How do you spot an invader you can’t see in a harsh and unforgiving environment?
Scientists at the Australian Antarctic Division are looking for new methods to defend the frozen continent from alien invasion.
Every living organism sheds its DNA into the environment, leaving an invisible record of its presence.
Now has examined how this environmental DNA (eDNA) could be used to bolster biosecurity surveillance in East Antarctica.
Ocean-going aliens
Co-Lead author Dr Anna MacDonald said the first task was for a panel of scientists to rank non-native species that posed potential risk to East Antarctica.
“The question we asked was, ‘what plants and animals do you think are the biggest concerns, based on species that have a capacity to reach Antarctica and potential to become established once there?'” Dr MacDonald said.
“We didn’t identify specific species but instead, broader groups, such as mussels and grasses. Now we can use this information to develop new genetic tools for biosecurity monitoring for those groups of concern.”
Strict biosecurity screenings are already in place in Australia and at research stations.
But sea stars, mussels, springtails and ascidians (sea squirts) could gain a foothold in East Antarctica due to climate change and human activity.
Scanning a barcode
Co-lead author Dr Laurence Clarke said for eDNA surveillance to work, better DNA data or ‘barcodes’ would be needed to tell the difference between the locals and the gate crashers.
“It’s quite possible there are some Antarctic plants or animals that have a similar DNA sequence or barcode to non-native things we’re trying to stop,” Dr Clarke said.

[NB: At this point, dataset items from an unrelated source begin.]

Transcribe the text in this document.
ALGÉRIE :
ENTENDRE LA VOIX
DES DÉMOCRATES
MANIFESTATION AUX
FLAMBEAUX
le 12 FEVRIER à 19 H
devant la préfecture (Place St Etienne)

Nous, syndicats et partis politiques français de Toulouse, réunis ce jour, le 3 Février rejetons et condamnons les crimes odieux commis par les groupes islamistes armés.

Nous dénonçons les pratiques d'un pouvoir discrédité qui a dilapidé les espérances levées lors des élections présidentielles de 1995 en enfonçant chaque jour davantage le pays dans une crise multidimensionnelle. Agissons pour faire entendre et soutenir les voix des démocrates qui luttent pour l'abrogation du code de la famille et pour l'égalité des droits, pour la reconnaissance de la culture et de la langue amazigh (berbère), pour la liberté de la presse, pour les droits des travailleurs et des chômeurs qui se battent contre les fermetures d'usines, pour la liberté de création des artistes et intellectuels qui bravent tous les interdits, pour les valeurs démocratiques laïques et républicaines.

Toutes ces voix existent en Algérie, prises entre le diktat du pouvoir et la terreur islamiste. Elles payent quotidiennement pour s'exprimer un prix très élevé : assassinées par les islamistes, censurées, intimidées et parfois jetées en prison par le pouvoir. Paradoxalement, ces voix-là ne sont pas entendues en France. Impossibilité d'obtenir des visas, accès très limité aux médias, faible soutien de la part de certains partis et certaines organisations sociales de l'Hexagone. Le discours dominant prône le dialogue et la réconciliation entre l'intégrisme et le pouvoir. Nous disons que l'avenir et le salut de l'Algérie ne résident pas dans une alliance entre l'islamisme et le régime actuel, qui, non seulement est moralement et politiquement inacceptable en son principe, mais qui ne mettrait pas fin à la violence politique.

“If we don’t know what’s down there, we run the risk of getting a DNA sequence that could end up being a false alarm.
“So having reference barcode sequences of native Antarctic species on file is important.”
How it works?
For marine environments, scientists can detect eDNA in water samples.
On ice-free areas of land, scientists can identify eDNA in soil samples, or screen food and station supplies.
Importantly, eDNA could also be used to detect ‘biofouling’ on ships’ hulls in Australia, and potentially Antarctica, where species could cling to the hulls of vessels. It could also detect species transported via footwear or in plane or ship cargo.
What lies beneath?
The paper highlights the need for more research to understand terrestrial and ‘benthic’ (seabed) life along the East Antarctic coast.
Co-author Dr Jonny Stark said most knowledge on coastal ecosystems had been gathered around Davis and Casey stations.
“These areas have developed very special or unique communities the likes of which aren’t found anywhere else on Earth,” Dr Stark said.
“There are around 36 ice free coastal areas in the Australian Antarctic Territory and most of these we’ve never visited, let alone studied.
“This is a priority for future research to address this knowledge gap.”
Cataloguing the plants and animals that make up the biodiversity of Antarctica and its surrounding waters and understanding how these unique communities are changing in response to threats, including from invasive species, will be a critical element of monitoring undertaken by the Australian Antarctic Division and others in East Antarctica.